Paul Kasmin Gallery
515 West 27th St.
Through March 3, free, 10:00 am – 6:00 pm
212-563-4474
www.paulkasmingallery.com
robertindiana.com
Letters, numbers, shapes — there is something very basic, very primal, about Robert Indiana’s most popular works, such as the red-and-blue Love sculpture at Sixth Ave. and Fifty-Fifth St. and the similar Hope at Fifty-Third and Seventh. “People don’t stop to think about how beautiful numbers are.
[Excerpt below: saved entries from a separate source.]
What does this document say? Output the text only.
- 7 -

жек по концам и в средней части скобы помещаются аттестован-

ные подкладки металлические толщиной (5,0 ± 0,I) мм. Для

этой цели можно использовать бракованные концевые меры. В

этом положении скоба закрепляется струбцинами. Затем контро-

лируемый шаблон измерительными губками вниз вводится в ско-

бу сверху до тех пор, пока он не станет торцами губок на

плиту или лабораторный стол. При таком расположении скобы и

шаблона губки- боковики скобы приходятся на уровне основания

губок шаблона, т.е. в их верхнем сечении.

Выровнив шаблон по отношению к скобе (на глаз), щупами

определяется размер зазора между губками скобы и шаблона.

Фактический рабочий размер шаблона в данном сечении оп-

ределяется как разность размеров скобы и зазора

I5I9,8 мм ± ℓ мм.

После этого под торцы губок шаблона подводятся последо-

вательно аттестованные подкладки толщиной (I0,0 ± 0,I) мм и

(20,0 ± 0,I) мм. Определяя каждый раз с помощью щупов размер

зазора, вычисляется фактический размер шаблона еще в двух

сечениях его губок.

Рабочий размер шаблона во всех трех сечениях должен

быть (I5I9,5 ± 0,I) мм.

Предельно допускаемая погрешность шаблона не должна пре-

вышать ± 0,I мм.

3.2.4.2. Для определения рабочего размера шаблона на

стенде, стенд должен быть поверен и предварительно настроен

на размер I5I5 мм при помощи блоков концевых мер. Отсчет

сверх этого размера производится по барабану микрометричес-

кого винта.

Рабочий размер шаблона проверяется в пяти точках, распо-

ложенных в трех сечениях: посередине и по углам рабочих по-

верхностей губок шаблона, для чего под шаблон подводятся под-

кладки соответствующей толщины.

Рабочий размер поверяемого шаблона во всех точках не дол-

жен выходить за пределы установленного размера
Perhaps for the same reason that they don’t stop to think about how beautiful words are,” Indiana has said. “It’s the role of the artist — my particular role, if you will — to make words and numbers very, very special.” In honor of his ninetieth birthday year, the Paul Kasmin Gallery is showing two pieces by the Indiana-born visual artist, who lives and works in Maine and was the subject of a major Whitney retrospective, “Beyond Love,” in 2014. Love Wall, which was originally planned as a painting, sits by itself in a large, open white space, a twelve-foot-high, four-foot deep stacking of the word “Love” in unpainted Cor-ten steel, arranged so that the four tilted “O”s come together diagonally at the center. In 2007, the work was installed on the Park Avenue meridian at Fifty-Seventh St., part of the exhibition “Art in the Parks: Celebrating 40 Years”; it is much more peaceful here, away from the traffic and the noise, just relaxing by itself, giving viewers private moments to contemplate its message. It’s also more abstract when looked at with the naked eye; seeing it through the lens of a camera gives the words and letters more definition.
Meanwhile, in a room at the back is ONE through ZERO, a wall sculpture of the numbers zero through nine, each on its own small base, the first row featuring 1, 2, and 3, the second row 7, 6, 5, and 4, and the third row 8, 9, and 0. “Our very lives are structured around numbers,” Indiana has noted. “Everything we do is reckoned on numbers.” ONE through ZERO has a hypnotic quality as you scan the numbers, follow their order, and consider the different color pairings for each numeral (which were inspired by the work of his friend and colleague Ellsworth Kelly). The numbers and letters go beyond mere Pop art and instead conjure up cultural symbols and language and reference life and death in a world Indiana would “like to cover with Hope,” as he said on the Today show in 2010.